Dad and Aunty Mel pulled away from each other really quickly. Even I could see that they looked guilty. They did look as though they were snogging, but they weren’t. I was there. I know they weren’t.
‘What’s going on?’ Mum screamed at them.
‘Nothing,’ Aunty Mel and Dad said at the same time.
‘We just came out to get some air,’ added my dad, which seemed really lame, it was freezing out there.
‘What were you doing with my sister?’
‘Nothing Sweetheart. Nothing at all.’
‘You were kissing.’ My mum was getting hysterical.
‘Don’t be ridiculous,’ Aunty Mel said. ‘Annie, that’s stupid, of course we weren’t kissing. How can you even think that? I’m your sister.’
‘You were, I saw you.’
‘Oh now you’re just being stupid. You know that’s not true.’ Dad said, taking the moral high ground and making it Mum’s fault so that he could storm off. He doesn’t like confrontation. Dad’s a bit of a wimp when it comes to arguing. Aunty Mel tried to hug Mum but she shook her off.
‘Are you having an affair with my husband?’
‘No, I promise you, Annie there’s nothing going on between me and Steve. I was worried about you because you don’t look well. I was telling him to get you to a doctor. That’s all.’

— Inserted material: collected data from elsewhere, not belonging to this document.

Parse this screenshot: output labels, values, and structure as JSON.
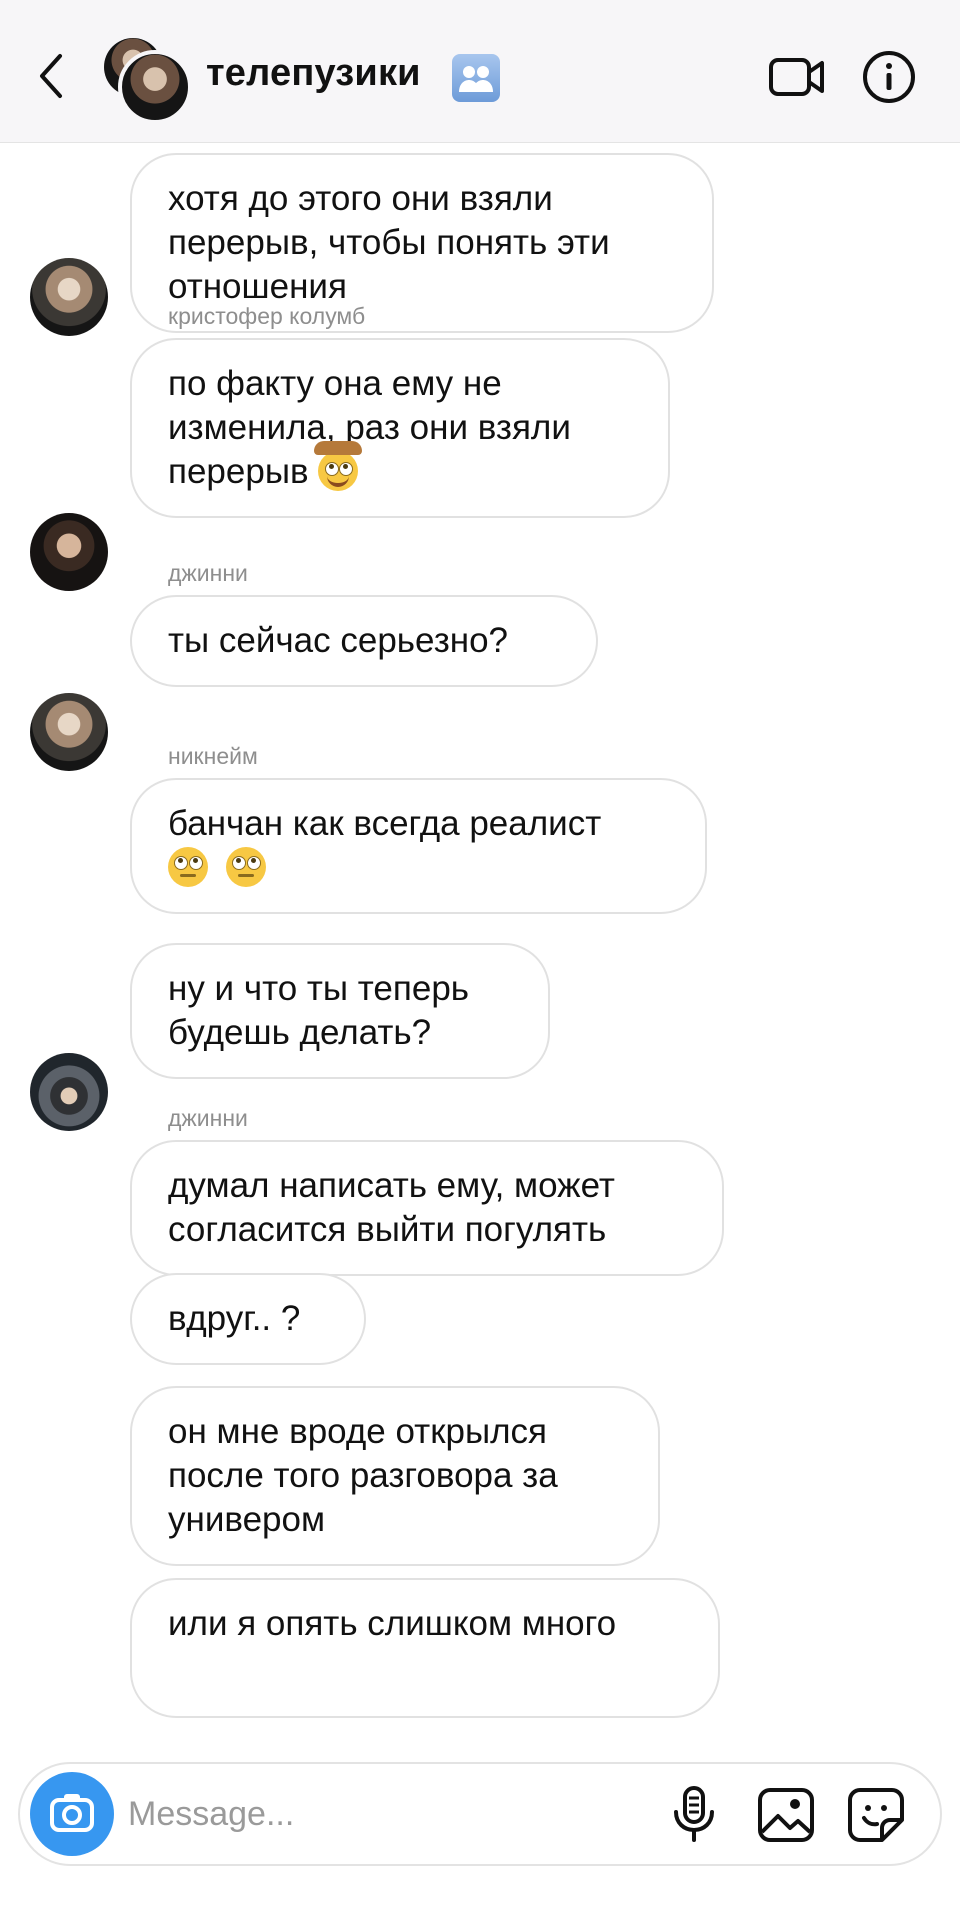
{
  "header": {
    "title": "телепузики",
    "icons": {
      "back": "chevron-left-icon",
      "video": "video-camera-icon",
      "info": "info-icon",
      "badge": "group-emoji-icon"
    }
  },
  "messages": [
    {
      "sender": "",
      "lines": "хотя до этого они взяли перерыв, чтобы понять эти отношения",
      "avatar": "blonde"
    },
    {
      "sender": "кристофер колумб",
      "lines": "по факту она ему не изменила, раз они взяли перерыв",
      "emoji": "cowboy-face-emoji",
      "avatar": "dark"
    },
    {
      "sender": "джинни",
      "lines": "ты сейчас серьезно?",
      "avatar": "blonde"
    },
    {
      "sender": "никнейм",
      "lines": "банчан как всегда реалист",
      "emoji": "eye-roll-emoji x2"
    },
    {
      "sender": "",
      "lines": "ну и что ты теперь будешь делать?",
      "avatar": "hat"
    },
    {
      "sender": "джинни",
      "lines": "думал написать ему, может согласится выйти погулять"
    },
    {
      "sender": "",
      "lines": "вдруг.. ?"
    },
    {
      "sender": "",
      "lines": "он мне вроде открылся после того разговора за универом"
    },
    {
      "sender": "",
      "lines": "или я опять слишком много"
    }
  ],
  "composer": {
    "placeholder": "Message...",
    "icons": {
      "camera": "camera-icon",
      "mic": "microphone-icon",
      "gallery": "gallery-icon",
      "sticker": "sticker-icon"
    }
  },
  "colors": {
    "accent": "#3797f0",
    "header_bg": "#f7f6f8",
    "bubble_border": "#e1e1e1",
    "sender_gray": "#8e8e8e"
  }
}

I went over then because I knew she was telling the truth. ‘It’s true, mum. I saw them.’ I couldn’t believe that Mum was accusing Aunty Mel of having an affair with my Dad, its crazy, and that’s really serious. My mum and dad aren’t the type to have affairs. I think Aunty Mel might have had one once, her and Uncle Andy had a huge row and Aunty Mel came to stay with us for a few days. But not my mum and dad. Not them. No way.

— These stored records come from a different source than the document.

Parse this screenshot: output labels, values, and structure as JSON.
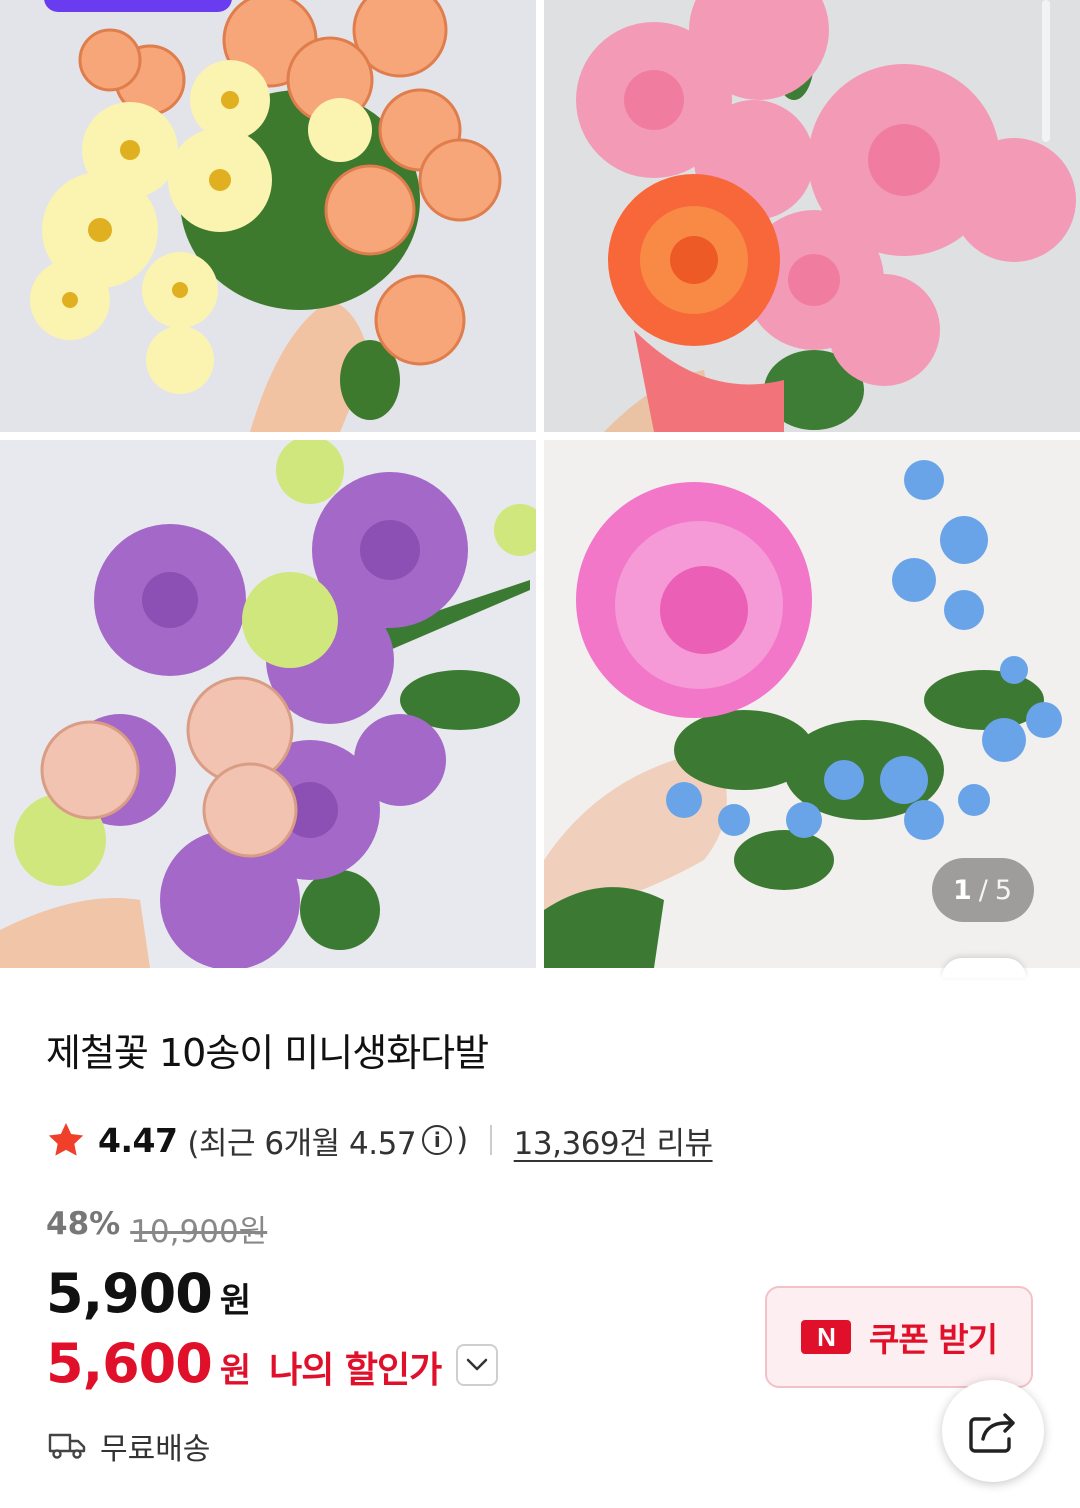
{
  "gallery": {
    "current_index": "1",
    "separator": "/",
    "total": "5",
    "images": [
      {
        "name": "orange-rose-daisy-bouquet"
      },
      {
        "name": "pink-lisianthus-orange-rose-bouquet"
      },
      {
        "name": "purple-lisianthus-peach-rose-bouquet"
      },
      {
        "name": "pink-peony-blue-star-flower-bouquet"
      }
    ]
  },
  "product": {
    "title": "제철꽃 10송이 미니생화다발",
    "rating": "4.47",
    "recent_prefix": "(최근 6개월 4.57",
    "info_glyph": "i",
    "recent_suffix": ")",
    "review_count": "13,369건 리뷰",
    "discount_rate": "48%",
    "original_price": "10,900원",
    "price": "5,900",
    "price_unit": "원",
    "my_price": "5,600",
    "my_price_unit": "원",
    "my_price_label": "나의 할인가",
    "coupon_badge": "N",
    "coupon_label": "쿠폰 받기",
    "shipping": "무료배송"
  },
  "colors": {
    "accent_red": "#e0102a",
    "top_pill": "#6a3cf0",
    "star": "#f0402a"
  },
  "icons": [
    "star-icon",
    "info-icon",
    "chevron-down-icon",
    "truck-icon",
    "share-icon"
  ]
}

Aunty Mel and Mum went inside and argued about it some more and then they talked about it some more and then they hugged and then they laughed and then Aunty Mel left.
Dad came down and Mum apologised to him. They hugged, and he called her hormonal, then it was time for me to go to bed.
I saw Miss Chew today when I was walking from Biology to French. I smiled at her and she said, ‘Kate Bell, stop dawdling and get to your next lesson.’ And she was the old Miss Chew again. Like the nice Miss Chew was just a dream. But I can’t go back to hating her, because I know that she’s nice inside her and she might not show it very often, but its there for when she needs it.
Danny Peterson was walking behind me when I got off the bus. He asked me if I was feeling better now. He’s not normally nice to me, I thought that was sweet of him, but then Phil Murray caught up with him and he pulled a dead branch off a tree in somebody’s garden and shoved it down my blazer when he ran passed me. He’s so childish.
Jason looked at me in class today, but only because of what happened yesterday. He looked at me and I looked at him and I kind of smiled. Not a proper smile, but a little one to show that I wasn’t giving him the evils for looking at me, and he looked away and that was it. But it’s a start.
If the baby’s a boy I want to call it Jason and if it’s a girl I want to call it Tulisa.